Online testing has advantages, including ease and speed of participant recruitment, but also disadvantages (Woods, Velasco, Levitan, Wan, & Spence, 2015). Repeated participation is one concern. However, since this study was unpaid and was informally reported by some participants to be tedious, the participants would not have repeatedly participated for money or fun.

The variety of participant hardware and system settings used will have affected the exact presentation of the stimuli. However, because we asked participants to judge the comparative visual features of stimuli presented at the same time, this cross-participant variance should not matter. This does, however, mean that our experiment cannot speak to whether CMCs and the interactions between them are relative or absolute. Consequently, an important next step will be to replicate this experiment in laboratory conditions. We do not expect very different results: When millisecond accuracy in presentation or response collection is not required, participants largely behave similarly in the lab and online (Woods et al., 2015).

To keep the experiment short, we tested only one auditory dimension.

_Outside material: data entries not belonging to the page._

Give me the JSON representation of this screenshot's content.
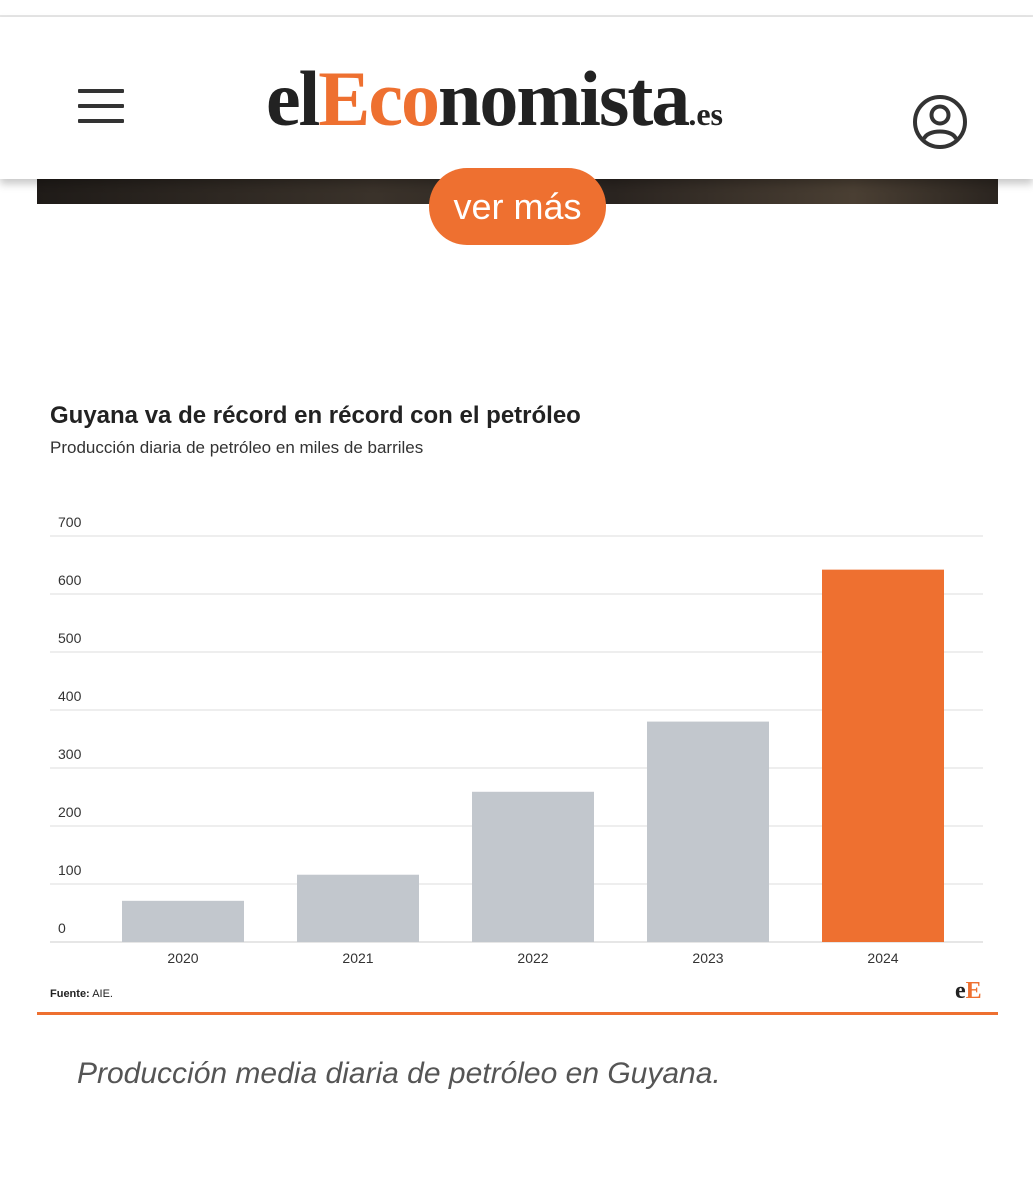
{
  "header": {
    "logo_parts": [
      "el",
      "Eco",
      "nomista",
      ".es"
    ],
    "menu_icon": "hamburger-menu-icon",
    "user_icon": "user-account-icon"
  },
  "ver_mas_label": "ver más",
  "figure": {
    "source_label": "Fuente:",
    "source_value": "AIE.",
    "brand_mark": [
      "e",
      "E"
    ],
    "caption": "Producción media diaria de petróleo en Guyana."
  },
  "colors": {
    "accent": "#ee7030",
    "bar": "#c2c7cd",
    "grid": "#dddddd"
  },
  "chart_data": {
    "type": "bar",
    "title": "Guyana va de récord en récord con el petróleo",
    "subtitle": "Producción diaria de petróleo en miles de barriles",
    "categories": [
      "2020",
      "2021",
      "2022",
      "2023",
      "2024"
    ],
    "values": [
      71,
      116,
      259,
      380,
      642
    ],
    "highlight_index": 4,
    "ylim": [
      0,
      700
    ],
    "yticks": [
      0,
      100,
      200,
      300,
      400,
      500,
      600,
      700
    ],
    "grid": true
  }
}
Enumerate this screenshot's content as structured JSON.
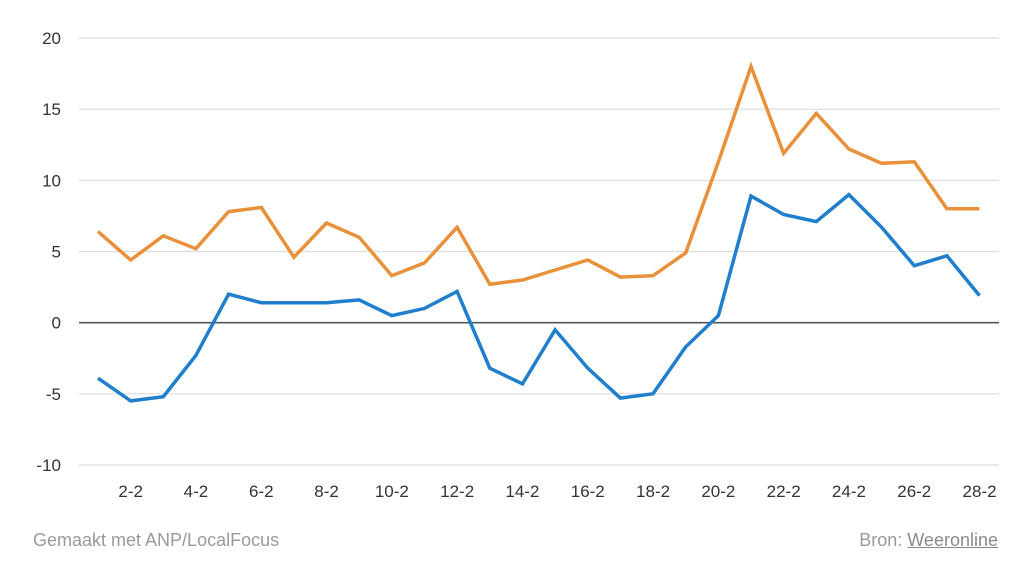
{
  "chart_data": {
    "type": "line",
    "title": "",
    "xlabel": "",
    "ylabel": "",
    "ylim": [
      -10,
      20
    ],
    "yticks": [
      20,
      15,
      10,
      5,
      0,
      -5,
      -10
    ],
    "x": [
      "1-2",
      "2-2",
      "3-2",
      "4-2",
      "5-2",
      "6-2",
      "7-2",
      "8-2",
      "9-2",
      "10-2",
      "11-2",
      "12-2",
      "13-2",
      "14-2",
      "15-2",
      "16-2",
      "17-2",
      "18-2",
      "19-2",
      "20-2",
      "21-2",
      "22-2",
      "23-2",
      "24-2",
      "25-2",
      "26-2",
      "27-2",
      "28-2"
    ],
    "xtick_labels": [
      "2-2",
      "4-2",
      "6-2",
      "8-2",
      "10-2",
      "12-2",
      "14-2",
      "16-2",
      "18-2",
      "20-2",
      "22-2",
      "24-2",
      "26-2",
      "28-2"
    ],
    "grid": true,
    "series": [
      {
        "color": "#e8913a",
        "values": [
          6.4,
          4.4,
          6.1,
          5.2,
          7.8,
          8.1,
          4.6,
          7.0,
          6.0,
          3.3,
          4.2,
          6.7,
          2.7,
          3.0,
          3.7,
          4.4,
          3.2,
          3.3,
          4.9,
          11.3,
          18.0,
          11.9,
          14.7,
          12.2,
          11.2,
          11.3,
          8.0,
          8.0
        ]
      },
      {
        "color": "#1f7fcc",
        "values": [
          -3.9,
          -5.5,
          -5.2,
          -2.3,
          2.0,
          1.4,
          1.4,
          1.4,
          1.6,
          0.5,
          1.0,
          2.2,
          -3.2,
          -4.3,
          -0.5,
          -3.2,
          -5.3,
          -5.0,
          -1.7,
          0.5,
          8.9,
          7.6,
          7.1,
          9.0,
          6.7,
          4.0,
          4.7,
          1.9
        ]
      }
    ],
    "zero_line_color": "#555555",
    "grid_color": "#dcdcdc"
  },
  "footer": {
    "made_with": "Gemaakt met ANP/LocalFocus",
    "source_label": "Bron:",
    "source_link": "Weeronline"
  }
}
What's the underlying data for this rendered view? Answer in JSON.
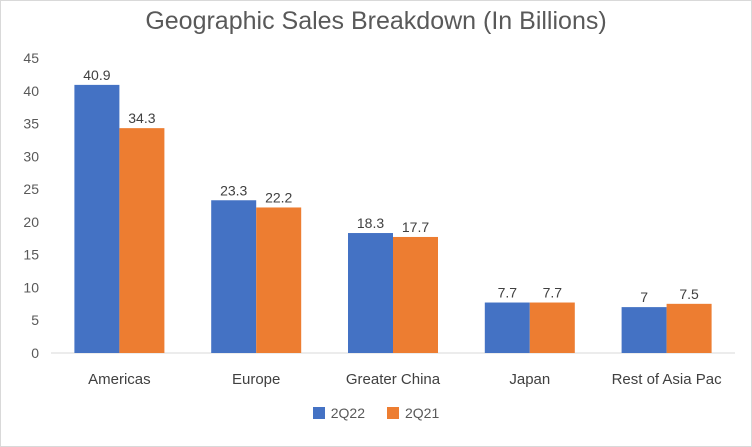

Therefore, we cannot know whether our findings are specific to the relationships of visual dimensions with pitch, or whether the same interactions would occur if we tested, say, duration instead. This question may also be applied to other sensory pairings—for example, differing tactile stimuli being matched with visual stimuli.

A consideration for future research is whether the relationships between CMCs could have appeared if we had presented visual characteristics varying in a single dimension alongside auditory or tactile stimuli varying in multiple dimensions. Is summation a general feature of CMCs, or is it unique to vision? Evidence showing that timbre, pitch, and loudness interact to varying extents in speeded classification paradigms (Melara & Marks, 1990) suggests that similar results would be seen at least with aurally multidimensional CMCs.

Finally, it is not clear whether the CMC interactions we have reported are implicit or explicit. This could be tested using speeded classification tasks (see Marks, 2004). For example, temporal-order judgments (e.g., Parise & Spence, 2009) would allow an exploration of whether interactions occur at perceptual or decisional levels. An analysis of response times would also allow an exploration of the impacts of multiple conflicting or converging cues on decision making.

Applications

CMCs are used in packaging design (e.g., Becker, van Rompay, Schifferstein, & Galetzka, 2011), though not always successfully (Crisinel & Spence, 2012). Since real-world objects have multiple sensory dimensions, the existence of nonsummative effects of different dimensions indicates that it is important to consider which features of packaging or advertising are most strongly associated with the dimension that needs to be emphasized.

Our findings will also be helpful for designers of sensory substitution devices, such as the vOICe (Meijer, 1992), which allow the “translation” of information from one sense to another (for a review, see Hamilton-Fletcher & Ward, 2013). Having explicit knowledge about the relationships between different CMCs will allow for better design of default settings that are intuitively correct to most, reducing the time needed to learn to use such devices (Auvray, Hanneton, & O’Regan, 2007). The findings could also help when comparing devices that pair a single quality (e.g., pitch) with others, such as saturation (Bologna, Deville, Pun, & Vinckenbosch, 2007) and luminance (Doel, 2003).